A particle P moves so that its position vector r at time $t$ satisfies the differential equation
$$\frac{d \mathbf{r}}{dt}= \mathbf{c} \times \mathbf{r},$$
where c is a constant vector. Show that P moves with constant speed on a circular patch.

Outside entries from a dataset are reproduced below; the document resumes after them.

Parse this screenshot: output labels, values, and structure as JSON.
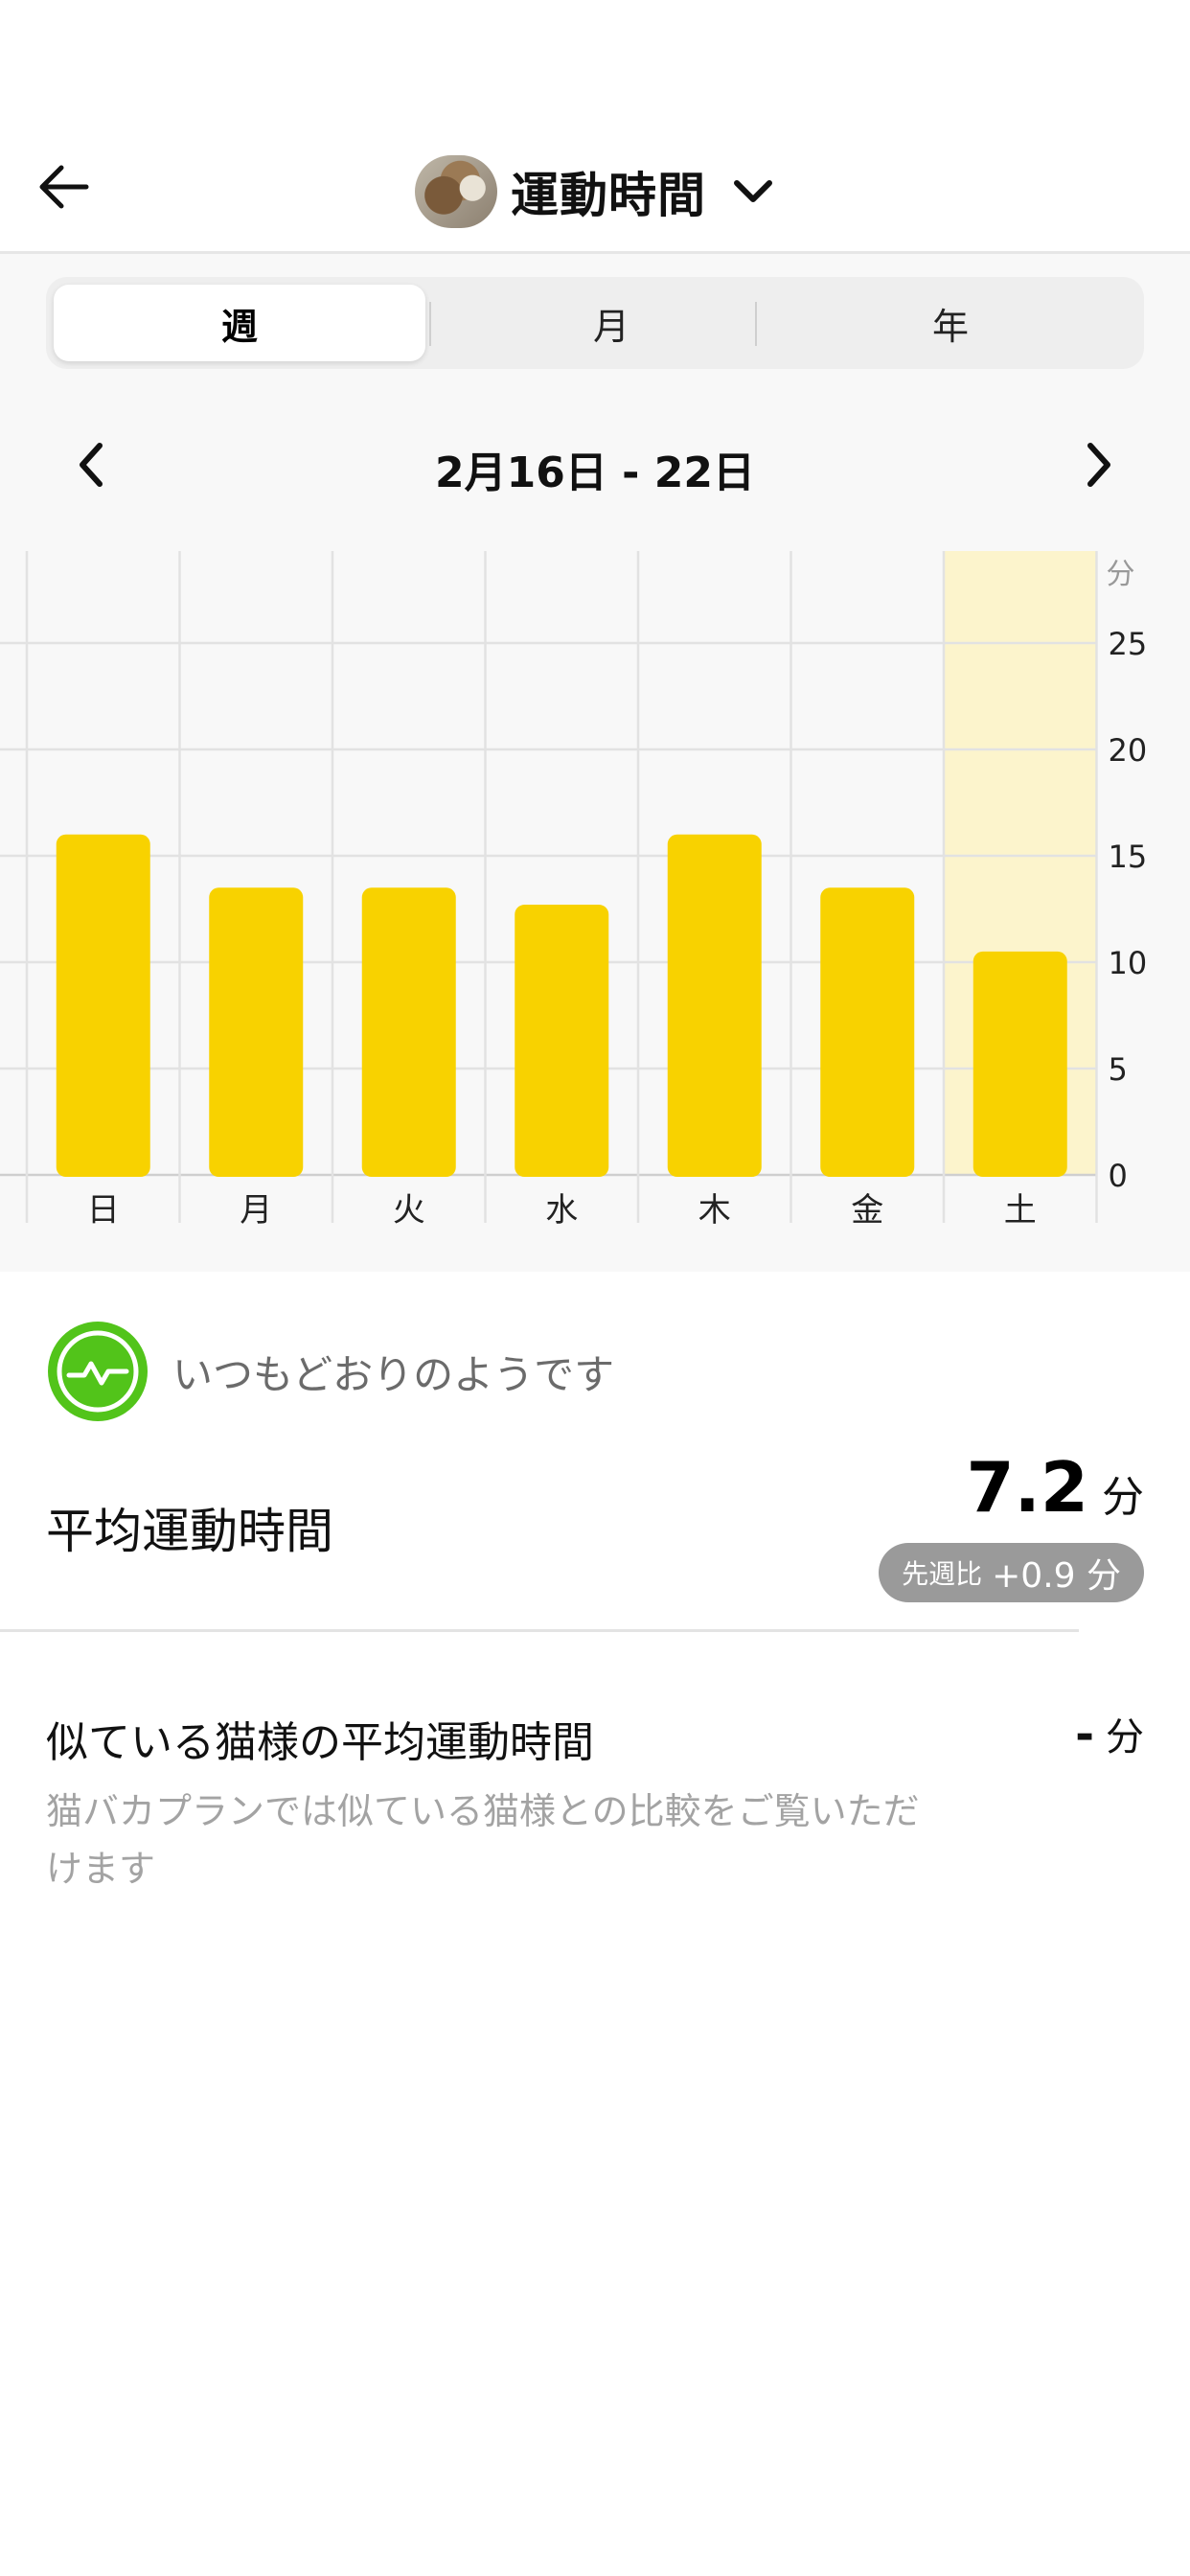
{
  "header": {
    "title": "運動時間",
    "back_icon": "arrow-left-icon",
    "dropdown_icon": "chevron-down-icon"
  },
  "segment": {
    "tabs": [
      {
        "label": "週",
        "active": true
      },
      {
        "label": "月",
        "active": false
      },
      {
        "label": "年",
        "active": false
      }
    ]
  },
  "date_nav": {
    "label": "2月16日 - 22日",
    "prev_icon": "chevron-left-icon",
    "next_icon": "chevron-right-icon"
  },
  "chart_data": {
    "type": "bar",
    "categories": [
      "日",
      "月",
      "火",
      "水",
      "木",
      "金",
      "土"
    ],
    "values": [
      16,
      13.5,
      13.5,
      12.7,
      16,
      13.5,
      10.5
    ],
    "y_unit": "分",
    "y_ticks": [
      0,
      5,
      10,
      15,
      20,
      25
    ],
    "ylim": [
      0,
      29
    ],
    "highlight_category": "土",
    "bar_color": "#f8d200",
    "highlight_bg": "#fcf4cc",
    "grid": true
  },
  "status": {
    "icon": "activity-pulse-icon",
    "text": "いつもどおりのようです",
    "color": "#52c41a"
  },
  "average": {
    "label": "平均運動時間",
    "value": "7.2",
    "unit": "分",
    "compare_label": "先週比",
    "compare_value": "+0.9 分"
  },
  "similar": {
    "label": "似ている猫様の平均運動時間",
    "value": "-",
    "unit": "分",
    "note": "猫バカプランでは似ている猫様との比較をご覧いただけます"
  }
}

taking the dot product on the left with c, then using cyclic permutation we obtain;
$$ \mathbf{c} \cdot \frac{d \mathbf{r}}{dt} = \mathbf{c} \cdot \mathbf{c} \times \mathbf{r} = 0$$
similarly with r
$$ \mathbf{r} \cdot \frac{d \mathbf{r}}{dt} = \mathbf{r} \cdot \mathbf{c} \times \mathbf{r} = 0 $$
At this point I did not know where to turn, so I consulted the solution manual.
in the solution manual it says that the above equation $ \mathbf{r} \cdot \frac{d \mathbf{r} }{dt} $ can be integrated to give $ \mathbf{r} \cdot \mathbf{r} = R^2 $.
I cant quite see how.
With summation implied, $$ r \cdot \frac{dr}{dt} = 0 \\ \Rightarrow r_i \frac{dr_i}{dt} = 0 \\ \Rightarrow 2 r_i \frac{dr_i}{dt} = 0 \\ \Rightarrow \frac{d}{dt}(r_i r_i) = 0 \\ \Rightarrow r.r = k^2 $$
The constant must be positive because of the property of the dot product that $r.r \geq 0$, and equality is attained only when $r=0$.
ETA: You don't really need coordinates for this, it is pretty much obvious when you see $r \cdot \frac{dr}{dt}=0$ and recall $r=r(t)$ only.